Meteorologists: Please Consider Sidelobe Contamination in Doppler Data...

...and stop issuing tornado warnings on them. 

We have discussed, multiple times, the deteriorating trend in National Weather Service tornado warning statistics. One thing that could be done immediately to lower the unacceptably high "false alarm rate" would be for NWS meteorologists to learn about "sidelobe contamination" (outstanding, highly useful paper, here) and cease issuing warnings on it. 

Here is an example from early this evening where the warning should probably have not been issued. Please click to enlarge. 
At upper left is a weak echo region ahead of a pendant echo. By itself, it is an area worthy of examination. However, the rotation is not geographically coincident with the pendant (upper right) which shouts "side lobe." The blue circle was drawn in the same location in all four panels. Further, the spectrum width (lower left) is near zero and there is no correlation coefficient lowering (lower right). When one combines the unimpressive radar presentation that with no reports of tornadoes in the area, this is a tornado warning that probably should not have been issued and it certainly should not have been continued.

A more egregious example was about 20 minutes ago. In this tornado warning the rotation is, metaphorically, in the middle of nowhere. 
There is no reflectivity associated with the rotation. This is a tilted supercell and the rotation aloft is being detected by the radar's sidelobes. 

A friend just posted on Twitter that there have been 17 tornado warnings issued this evening but, so far, just three reports of tornadoes. The sidelobe issue accounts in large part for the discrepancy.

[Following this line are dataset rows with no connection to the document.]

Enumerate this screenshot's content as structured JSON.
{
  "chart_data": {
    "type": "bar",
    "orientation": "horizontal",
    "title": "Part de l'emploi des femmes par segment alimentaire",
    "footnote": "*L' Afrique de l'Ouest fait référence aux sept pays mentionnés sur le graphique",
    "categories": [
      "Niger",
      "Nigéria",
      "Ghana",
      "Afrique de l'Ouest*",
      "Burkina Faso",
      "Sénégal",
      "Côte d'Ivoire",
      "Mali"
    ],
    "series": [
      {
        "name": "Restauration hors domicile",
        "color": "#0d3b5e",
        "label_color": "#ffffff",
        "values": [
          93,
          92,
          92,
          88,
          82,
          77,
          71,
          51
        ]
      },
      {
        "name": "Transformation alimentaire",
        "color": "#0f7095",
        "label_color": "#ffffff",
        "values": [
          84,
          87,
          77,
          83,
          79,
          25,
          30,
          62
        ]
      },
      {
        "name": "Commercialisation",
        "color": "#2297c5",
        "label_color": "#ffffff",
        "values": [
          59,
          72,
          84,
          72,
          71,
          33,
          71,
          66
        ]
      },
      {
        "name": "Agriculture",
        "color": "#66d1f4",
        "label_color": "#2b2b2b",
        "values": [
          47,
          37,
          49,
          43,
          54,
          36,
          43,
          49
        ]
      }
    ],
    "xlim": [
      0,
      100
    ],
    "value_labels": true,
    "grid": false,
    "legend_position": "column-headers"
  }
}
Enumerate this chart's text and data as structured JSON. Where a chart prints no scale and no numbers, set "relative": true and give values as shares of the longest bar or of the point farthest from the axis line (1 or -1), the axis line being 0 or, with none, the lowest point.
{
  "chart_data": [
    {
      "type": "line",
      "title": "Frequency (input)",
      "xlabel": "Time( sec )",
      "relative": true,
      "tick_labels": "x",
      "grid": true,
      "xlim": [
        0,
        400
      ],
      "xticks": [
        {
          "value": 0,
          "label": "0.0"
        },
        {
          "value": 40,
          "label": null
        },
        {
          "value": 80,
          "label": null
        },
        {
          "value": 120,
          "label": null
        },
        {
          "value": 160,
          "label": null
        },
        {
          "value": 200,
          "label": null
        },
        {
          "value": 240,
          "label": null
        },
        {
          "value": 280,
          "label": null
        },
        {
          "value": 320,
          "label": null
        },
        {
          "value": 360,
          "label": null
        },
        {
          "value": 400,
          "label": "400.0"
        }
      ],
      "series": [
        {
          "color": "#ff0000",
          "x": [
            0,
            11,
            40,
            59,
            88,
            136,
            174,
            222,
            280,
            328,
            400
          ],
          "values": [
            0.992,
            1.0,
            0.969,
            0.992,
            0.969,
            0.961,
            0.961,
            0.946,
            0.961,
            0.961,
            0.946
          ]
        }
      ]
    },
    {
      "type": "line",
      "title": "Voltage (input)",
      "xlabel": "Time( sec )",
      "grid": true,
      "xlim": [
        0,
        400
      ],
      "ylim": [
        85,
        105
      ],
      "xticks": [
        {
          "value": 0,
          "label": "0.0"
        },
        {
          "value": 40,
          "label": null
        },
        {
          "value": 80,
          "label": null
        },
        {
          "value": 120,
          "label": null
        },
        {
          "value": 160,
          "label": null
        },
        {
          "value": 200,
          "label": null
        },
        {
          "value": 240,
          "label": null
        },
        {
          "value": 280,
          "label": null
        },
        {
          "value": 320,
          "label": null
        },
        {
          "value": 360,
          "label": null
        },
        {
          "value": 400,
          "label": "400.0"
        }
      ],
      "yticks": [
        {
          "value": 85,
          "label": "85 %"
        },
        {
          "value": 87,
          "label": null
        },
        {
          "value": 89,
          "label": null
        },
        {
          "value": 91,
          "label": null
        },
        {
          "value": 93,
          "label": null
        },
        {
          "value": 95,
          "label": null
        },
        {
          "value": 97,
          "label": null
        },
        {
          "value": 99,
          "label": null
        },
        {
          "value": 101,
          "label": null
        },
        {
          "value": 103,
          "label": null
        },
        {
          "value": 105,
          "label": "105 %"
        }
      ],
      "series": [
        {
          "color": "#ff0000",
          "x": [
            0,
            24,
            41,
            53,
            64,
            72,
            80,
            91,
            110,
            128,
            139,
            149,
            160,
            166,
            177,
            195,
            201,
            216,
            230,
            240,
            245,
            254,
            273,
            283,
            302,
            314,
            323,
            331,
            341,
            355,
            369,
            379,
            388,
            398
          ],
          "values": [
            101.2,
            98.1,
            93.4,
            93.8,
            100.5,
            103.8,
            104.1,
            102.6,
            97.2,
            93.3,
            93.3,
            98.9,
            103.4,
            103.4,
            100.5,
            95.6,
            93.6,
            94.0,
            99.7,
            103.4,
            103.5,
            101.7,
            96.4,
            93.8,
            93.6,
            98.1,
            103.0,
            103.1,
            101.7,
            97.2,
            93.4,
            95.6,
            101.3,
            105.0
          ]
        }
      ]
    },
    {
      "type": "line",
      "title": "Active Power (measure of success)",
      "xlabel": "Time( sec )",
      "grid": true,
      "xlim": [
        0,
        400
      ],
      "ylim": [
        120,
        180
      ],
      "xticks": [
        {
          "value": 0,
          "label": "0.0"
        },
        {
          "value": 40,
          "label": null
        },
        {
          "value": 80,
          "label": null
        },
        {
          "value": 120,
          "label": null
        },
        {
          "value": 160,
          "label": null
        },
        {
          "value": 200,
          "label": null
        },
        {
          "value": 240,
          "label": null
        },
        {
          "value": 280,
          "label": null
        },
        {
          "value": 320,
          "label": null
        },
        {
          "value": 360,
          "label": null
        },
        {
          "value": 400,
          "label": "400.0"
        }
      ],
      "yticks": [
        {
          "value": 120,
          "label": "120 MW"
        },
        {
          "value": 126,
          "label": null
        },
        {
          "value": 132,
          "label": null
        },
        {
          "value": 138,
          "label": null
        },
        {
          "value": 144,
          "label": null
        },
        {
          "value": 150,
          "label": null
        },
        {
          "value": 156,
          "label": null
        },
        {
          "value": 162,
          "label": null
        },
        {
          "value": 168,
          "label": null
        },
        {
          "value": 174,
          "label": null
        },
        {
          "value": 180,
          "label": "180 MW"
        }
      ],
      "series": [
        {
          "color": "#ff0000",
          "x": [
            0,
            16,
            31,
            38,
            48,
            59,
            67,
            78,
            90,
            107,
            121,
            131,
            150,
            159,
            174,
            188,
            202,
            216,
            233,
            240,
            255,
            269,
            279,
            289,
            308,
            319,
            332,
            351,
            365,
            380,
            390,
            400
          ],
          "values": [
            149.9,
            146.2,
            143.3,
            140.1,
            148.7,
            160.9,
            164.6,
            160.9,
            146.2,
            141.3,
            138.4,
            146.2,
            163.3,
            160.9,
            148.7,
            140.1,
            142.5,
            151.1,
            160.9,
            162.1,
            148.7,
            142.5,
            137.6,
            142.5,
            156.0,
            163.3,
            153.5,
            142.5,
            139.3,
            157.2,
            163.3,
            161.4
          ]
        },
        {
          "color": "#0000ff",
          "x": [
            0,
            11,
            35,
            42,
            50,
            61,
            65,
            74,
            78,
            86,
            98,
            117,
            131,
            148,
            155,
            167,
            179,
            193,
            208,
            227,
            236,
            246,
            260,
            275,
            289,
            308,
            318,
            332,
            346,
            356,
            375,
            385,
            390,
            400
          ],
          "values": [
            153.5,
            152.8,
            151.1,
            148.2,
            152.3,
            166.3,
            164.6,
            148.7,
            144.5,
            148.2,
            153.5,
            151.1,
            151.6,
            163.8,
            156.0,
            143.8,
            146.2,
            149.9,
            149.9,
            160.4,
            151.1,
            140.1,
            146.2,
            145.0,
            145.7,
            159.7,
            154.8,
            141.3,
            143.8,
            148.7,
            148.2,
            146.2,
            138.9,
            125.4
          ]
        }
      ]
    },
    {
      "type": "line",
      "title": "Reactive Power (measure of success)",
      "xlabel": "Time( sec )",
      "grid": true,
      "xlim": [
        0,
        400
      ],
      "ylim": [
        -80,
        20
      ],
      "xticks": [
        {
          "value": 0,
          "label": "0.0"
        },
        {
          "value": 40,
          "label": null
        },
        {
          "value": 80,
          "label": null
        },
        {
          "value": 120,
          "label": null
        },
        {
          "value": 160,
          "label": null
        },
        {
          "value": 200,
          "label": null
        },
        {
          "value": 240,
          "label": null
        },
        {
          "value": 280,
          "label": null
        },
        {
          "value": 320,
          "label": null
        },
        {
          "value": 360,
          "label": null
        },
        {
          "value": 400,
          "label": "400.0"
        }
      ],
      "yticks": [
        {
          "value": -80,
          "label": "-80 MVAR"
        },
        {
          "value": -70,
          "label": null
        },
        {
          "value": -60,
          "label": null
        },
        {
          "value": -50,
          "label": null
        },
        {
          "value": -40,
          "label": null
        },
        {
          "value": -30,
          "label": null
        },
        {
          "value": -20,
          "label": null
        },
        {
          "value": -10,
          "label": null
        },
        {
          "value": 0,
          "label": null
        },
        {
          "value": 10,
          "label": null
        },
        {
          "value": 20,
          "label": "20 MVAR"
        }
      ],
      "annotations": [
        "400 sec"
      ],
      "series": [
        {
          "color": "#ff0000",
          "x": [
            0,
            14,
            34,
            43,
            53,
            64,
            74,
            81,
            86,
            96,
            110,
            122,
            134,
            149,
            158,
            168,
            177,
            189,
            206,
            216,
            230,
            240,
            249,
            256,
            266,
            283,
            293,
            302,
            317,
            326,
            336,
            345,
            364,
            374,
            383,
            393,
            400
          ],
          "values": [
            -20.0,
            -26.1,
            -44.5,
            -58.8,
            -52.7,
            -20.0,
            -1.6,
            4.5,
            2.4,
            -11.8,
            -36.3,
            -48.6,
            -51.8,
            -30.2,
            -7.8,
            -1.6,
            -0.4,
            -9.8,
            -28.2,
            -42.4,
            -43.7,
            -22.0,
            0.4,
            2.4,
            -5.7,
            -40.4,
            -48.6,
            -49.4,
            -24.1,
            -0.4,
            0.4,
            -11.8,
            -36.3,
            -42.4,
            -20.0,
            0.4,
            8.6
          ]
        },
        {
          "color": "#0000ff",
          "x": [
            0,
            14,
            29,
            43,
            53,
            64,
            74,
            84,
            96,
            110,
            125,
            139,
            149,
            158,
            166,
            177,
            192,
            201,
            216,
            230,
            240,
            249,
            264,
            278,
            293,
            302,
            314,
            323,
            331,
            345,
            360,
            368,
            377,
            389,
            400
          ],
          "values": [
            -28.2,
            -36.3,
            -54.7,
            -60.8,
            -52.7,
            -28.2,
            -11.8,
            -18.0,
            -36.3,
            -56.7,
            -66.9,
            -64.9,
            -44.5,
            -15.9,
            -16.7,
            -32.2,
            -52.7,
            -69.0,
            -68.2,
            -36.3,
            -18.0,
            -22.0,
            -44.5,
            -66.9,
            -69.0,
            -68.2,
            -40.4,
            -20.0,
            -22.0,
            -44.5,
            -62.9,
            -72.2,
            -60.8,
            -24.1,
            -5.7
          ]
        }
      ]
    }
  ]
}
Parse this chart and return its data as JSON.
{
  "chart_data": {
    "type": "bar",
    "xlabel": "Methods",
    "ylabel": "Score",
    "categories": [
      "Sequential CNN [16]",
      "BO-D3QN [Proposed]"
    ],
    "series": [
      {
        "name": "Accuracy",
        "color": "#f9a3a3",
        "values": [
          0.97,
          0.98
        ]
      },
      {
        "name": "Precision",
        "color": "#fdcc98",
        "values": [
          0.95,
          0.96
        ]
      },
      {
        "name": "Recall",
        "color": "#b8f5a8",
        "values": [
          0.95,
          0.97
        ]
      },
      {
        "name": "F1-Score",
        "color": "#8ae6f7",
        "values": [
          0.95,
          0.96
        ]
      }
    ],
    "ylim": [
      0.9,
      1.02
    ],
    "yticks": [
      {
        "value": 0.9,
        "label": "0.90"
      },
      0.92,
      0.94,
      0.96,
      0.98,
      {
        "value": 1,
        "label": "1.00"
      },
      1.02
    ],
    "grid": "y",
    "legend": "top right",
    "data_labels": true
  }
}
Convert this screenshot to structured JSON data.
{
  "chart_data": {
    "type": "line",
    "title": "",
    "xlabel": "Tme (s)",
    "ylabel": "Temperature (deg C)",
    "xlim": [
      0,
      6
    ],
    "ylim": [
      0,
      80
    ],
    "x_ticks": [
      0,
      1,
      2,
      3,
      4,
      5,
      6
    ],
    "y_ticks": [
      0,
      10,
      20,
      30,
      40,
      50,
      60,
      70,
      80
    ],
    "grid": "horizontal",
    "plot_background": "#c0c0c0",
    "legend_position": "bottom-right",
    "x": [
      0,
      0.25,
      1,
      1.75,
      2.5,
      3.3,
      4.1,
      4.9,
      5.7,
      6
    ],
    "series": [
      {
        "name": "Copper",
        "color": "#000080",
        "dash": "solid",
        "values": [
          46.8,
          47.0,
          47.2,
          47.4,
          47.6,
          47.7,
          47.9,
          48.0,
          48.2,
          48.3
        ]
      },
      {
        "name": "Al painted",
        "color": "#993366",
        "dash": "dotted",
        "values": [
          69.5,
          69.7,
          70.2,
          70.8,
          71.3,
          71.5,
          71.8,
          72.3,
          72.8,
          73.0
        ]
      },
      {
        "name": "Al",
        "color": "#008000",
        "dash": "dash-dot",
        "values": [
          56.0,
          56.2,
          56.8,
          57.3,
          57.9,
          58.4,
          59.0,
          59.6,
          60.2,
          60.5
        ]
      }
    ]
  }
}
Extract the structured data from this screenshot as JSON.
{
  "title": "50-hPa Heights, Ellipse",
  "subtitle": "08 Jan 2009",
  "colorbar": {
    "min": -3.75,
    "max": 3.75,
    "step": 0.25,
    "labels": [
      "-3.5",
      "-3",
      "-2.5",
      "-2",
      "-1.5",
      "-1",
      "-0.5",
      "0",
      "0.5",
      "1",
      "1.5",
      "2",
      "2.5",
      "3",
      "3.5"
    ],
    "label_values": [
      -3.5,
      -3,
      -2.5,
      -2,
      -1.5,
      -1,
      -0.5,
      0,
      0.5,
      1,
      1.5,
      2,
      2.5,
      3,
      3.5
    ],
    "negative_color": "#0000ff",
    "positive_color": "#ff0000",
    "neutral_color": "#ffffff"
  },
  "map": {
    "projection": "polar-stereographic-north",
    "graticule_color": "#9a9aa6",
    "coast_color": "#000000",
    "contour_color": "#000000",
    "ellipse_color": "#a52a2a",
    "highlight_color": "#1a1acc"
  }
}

What should all of these look like in a valid tornado warning? See below from December 10, 2011.
Everything is in the same geographic area. 

While on the topic, could we stop issuing tornado warnings that look like this?
If the adjacent office will not fill in the middle, perhaps the tornado warning should not be continued. 

Attention to both of these issues will lower the false alarm rate and improve the credibility of the tornado warning system.